Dowód: protokół przesłuchania A. J. (1) w charakterze podejrzanego w sprawie RSD 76/15 (k. 88-89)

zeznania świadka A. J. (1) (k. 11, 605)

zeznania świadka A. L. ( k.672 akt)

W trakcie eksperymentu procesowego A. J. (1) miał wskazywać policjantom działki, co do których przyznał się, że dokonał w nich kradzieży z włamaniem. A. J. (1) postanowił przy pomocy telefonu komórkowego zarejestrować dźwięk z jego przebiegu. W godzinach porannych J. oczekiwał na przybycie policjantów na terenie (...) B. przy ul. (...) w T.. Ponieważ policjanci nie przyjeżdżali, J. zadzwonił do KP T. - P.. W trakcie rozmowy z B. M. zarejestrowanej zarówno przez niego, jak i Policję, J. stwierdził, że nie wie nic o działkach, do których się włamał i nawet nie jest w stanie ich pokazać. B. M. odpowiedziała wówczas: "Ale my jesteśmy, spokojnie". W trakcie kolejnego połączenia z KP T. A. J. rozmawiał z R. P. o tym, jak ma wyglądać eksperyment. J. zaznaczył, że nie ma wiedzy o działkach, a chce "żeby to przy prokuratorze dobrze wyglądało", po czym dodał, że ma szanse na wyrok w zawieszeniu. R. P. odparł wówczas: "ja wiem, to zrobimy tak, żeby było dobrze, nie?"

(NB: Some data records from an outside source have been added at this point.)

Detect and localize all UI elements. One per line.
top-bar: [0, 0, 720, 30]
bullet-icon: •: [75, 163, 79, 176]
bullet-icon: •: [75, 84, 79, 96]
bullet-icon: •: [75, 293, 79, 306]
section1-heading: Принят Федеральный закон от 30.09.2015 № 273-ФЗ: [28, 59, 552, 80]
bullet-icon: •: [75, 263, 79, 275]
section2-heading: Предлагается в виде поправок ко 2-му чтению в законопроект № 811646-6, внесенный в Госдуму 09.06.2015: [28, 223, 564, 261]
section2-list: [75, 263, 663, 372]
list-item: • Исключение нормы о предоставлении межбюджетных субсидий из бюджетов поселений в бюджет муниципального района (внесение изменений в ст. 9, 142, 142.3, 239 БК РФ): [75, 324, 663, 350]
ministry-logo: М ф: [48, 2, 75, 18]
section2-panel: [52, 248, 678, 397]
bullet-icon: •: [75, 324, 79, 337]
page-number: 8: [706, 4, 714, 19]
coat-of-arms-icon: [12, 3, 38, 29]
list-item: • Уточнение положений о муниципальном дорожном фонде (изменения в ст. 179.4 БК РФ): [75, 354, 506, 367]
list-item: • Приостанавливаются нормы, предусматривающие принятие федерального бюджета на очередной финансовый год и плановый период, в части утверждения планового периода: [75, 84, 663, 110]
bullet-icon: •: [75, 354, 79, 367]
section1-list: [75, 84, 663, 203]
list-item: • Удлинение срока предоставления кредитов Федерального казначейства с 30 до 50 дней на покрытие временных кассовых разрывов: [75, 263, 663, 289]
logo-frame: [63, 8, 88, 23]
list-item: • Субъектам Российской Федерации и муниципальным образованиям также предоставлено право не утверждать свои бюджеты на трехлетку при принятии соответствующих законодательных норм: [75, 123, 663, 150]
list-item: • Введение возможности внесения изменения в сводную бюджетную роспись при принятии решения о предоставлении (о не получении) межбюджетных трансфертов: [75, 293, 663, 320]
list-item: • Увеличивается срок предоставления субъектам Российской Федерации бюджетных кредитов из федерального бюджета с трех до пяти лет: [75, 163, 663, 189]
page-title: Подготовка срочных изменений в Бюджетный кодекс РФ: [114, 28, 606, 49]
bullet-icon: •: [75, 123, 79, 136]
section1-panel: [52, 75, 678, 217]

Dowód: zeznania świadka A. J. (1) (k. 11, 605)

protokoły odtworzenia zapisu treści rozmów telefonicznych utrwalonych na nośniku służącym do rejestracji dźwięku (k. 361, 363)

opinia wydana na podstawie ekspertyzy fonoskopijnej (k. 163, 166)

Ostatecznie na teren ogródków działkowych przybyli Ł. K. i R. P.. Żaden z nich nigdy wcześniej nie przeprowadzał eksperymentu procesowego. Z uwagi na brak innych dostępnych policjantów zostali oni jednak wyznaczeni do tego zadania przez kierownik A. D.. Policjanci nie wiedzieli o tym, że A. J. (1) rejestruje dźwięk z jego przebiegu.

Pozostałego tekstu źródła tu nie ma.